The database would tell someone (willing to put a lot of work in) that, for example, there is a 90 year old female with diabetes, dementia and on certain medication registered with and attending a certain practice. To identify this patient, external information would be needed and it is unclear where it would be obtained from. Would the company survey the area at random asking about patients who fit the profile?
And obviously that would only be ‘feasible’ for combinations of characteristics that are not prevalent (so very old patients, numerous disorders or diseases, rare conditions etc…). It seems impossible that a company would break the law and grandiosely jeopardise its standing, by embarking on such a complicated enterprise with practically zero returns.
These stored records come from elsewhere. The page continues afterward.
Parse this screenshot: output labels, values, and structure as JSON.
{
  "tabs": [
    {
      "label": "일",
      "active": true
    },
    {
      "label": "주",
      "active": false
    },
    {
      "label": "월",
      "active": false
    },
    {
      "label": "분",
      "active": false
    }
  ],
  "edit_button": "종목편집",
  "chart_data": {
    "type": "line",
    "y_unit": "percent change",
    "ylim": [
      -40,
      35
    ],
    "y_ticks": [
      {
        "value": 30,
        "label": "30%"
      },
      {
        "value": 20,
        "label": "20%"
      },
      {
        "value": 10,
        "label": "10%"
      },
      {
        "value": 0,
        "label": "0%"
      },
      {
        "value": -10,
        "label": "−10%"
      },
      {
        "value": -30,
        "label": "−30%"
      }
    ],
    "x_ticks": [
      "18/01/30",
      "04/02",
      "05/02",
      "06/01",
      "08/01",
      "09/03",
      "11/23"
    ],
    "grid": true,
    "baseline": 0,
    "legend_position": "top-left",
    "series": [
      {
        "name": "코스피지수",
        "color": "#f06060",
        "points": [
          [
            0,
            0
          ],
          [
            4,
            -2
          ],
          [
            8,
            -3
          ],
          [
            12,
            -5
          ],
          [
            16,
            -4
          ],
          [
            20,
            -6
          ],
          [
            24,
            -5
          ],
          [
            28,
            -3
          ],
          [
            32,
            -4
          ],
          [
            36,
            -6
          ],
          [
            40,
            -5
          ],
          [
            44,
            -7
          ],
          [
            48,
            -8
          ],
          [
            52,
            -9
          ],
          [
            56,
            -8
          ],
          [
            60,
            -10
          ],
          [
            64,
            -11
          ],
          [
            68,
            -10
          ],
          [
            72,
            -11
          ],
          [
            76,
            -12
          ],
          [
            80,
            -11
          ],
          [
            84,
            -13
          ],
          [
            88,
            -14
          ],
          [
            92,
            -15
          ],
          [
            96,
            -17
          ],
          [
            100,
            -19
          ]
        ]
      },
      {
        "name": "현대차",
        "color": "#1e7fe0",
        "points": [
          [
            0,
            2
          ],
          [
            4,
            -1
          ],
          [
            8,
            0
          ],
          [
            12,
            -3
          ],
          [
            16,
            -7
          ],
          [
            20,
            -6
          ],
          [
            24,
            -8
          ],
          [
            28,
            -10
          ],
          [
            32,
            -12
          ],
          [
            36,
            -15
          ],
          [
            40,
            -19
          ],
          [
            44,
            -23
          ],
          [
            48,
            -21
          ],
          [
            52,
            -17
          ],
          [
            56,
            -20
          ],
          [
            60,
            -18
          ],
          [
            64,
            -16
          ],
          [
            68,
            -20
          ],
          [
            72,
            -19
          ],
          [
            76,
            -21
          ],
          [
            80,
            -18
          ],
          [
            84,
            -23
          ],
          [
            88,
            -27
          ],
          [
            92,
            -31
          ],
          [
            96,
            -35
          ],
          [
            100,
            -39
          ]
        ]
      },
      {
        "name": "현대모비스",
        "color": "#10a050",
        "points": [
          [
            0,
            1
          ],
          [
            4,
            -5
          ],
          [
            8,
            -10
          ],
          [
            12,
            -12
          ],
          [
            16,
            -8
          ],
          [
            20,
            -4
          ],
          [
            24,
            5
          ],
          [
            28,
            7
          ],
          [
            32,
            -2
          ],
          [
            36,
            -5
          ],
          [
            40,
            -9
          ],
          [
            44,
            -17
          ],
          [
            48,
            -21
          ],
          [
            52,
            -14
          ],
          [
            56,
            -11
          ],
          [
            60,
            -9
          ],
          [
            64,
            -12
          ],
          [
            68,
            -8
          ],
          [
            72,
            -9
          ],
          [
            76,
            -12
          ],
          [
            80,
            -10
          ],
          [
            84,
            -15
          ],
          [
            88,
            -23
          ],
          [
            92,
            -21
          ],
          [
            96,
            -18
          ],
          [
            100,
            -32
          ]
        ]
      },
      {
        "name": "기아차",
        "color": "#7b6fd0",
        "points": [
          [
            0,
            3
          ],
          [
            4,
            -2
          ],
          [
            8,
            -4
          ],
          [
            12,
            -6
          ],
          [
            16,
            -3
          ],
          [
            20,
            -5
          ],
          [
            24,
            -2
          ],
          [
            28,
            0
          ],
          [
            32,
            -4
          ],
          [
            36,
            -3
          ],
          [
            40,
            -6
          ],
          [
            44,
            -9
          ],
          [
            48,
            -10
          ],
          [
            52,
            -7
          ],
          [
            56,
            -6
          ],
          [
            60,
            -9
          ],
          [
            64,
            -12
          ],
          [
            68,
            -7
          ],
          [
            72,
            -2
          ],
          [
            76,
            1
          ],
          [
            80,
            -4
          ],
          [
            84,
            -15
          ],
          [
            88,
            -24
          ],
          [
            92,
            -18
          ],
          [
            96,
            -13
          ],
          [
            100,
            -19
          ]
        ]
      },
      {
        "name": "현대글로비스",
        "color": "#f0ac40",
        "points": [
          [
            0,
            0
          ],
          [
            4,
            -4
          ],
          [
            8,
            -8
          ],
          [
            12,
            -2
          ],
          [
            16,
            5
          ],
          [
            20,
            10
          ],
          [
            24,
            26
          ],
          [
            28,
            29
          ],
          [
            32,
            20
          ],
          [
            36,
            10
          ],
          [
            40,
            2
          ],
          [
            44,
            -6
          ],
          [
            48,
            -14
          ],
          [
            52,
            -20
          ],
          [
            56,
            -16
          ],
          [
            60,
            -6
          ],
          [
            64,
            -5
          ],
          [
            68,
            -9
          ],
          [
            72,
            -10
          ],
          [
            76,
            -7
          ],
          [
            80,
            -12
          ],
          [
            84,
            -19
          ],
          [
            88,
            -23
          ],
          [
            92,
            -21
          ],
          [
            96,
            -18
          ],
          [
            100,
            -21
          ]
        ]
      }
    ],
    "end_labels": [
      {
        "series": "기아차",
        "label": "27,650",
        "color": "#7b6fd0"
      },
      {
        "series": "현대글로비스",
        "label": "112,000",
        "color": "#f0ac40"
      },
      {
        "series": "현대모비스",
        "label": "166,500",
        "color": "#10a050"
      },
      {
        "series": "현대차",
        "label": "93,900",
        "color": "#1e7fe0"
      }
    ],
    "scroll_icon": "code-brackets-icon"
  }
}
Alternatively, ‘hackers’ may do the identification and sell the data on themselves to whoever will pay. The ludicrousness of such an argument is pretty obvious: why would someone pay for the name of that 90 year old female mentioned above (which cannot be identified solely through the database and considerable external effort is required)? Would it make any difference to identity thieves what medication you are on? No.
They would be after your name, age, sex, occupation and so on; information that is either unavailable in the database (name, occupation) or is an absolute requisite for identifying your medical record in the database (age, sex).
On the other hand your social media data, credit card information and iTunes, Paypal and Amazon passwords are all much easier to harvest, intrinsically more valuable and doing so does not necessarily require PhD-level knowledge of large databases and months or years invested in training to properly extract this information.
People’s concerns about Care.data are legitimate and they deserve to have them properly addressed but if this doesn’t happen and the project ultimately fails or is reduced in scope, this will be bad news for the NHS, for research and for patients in the UK and beyond.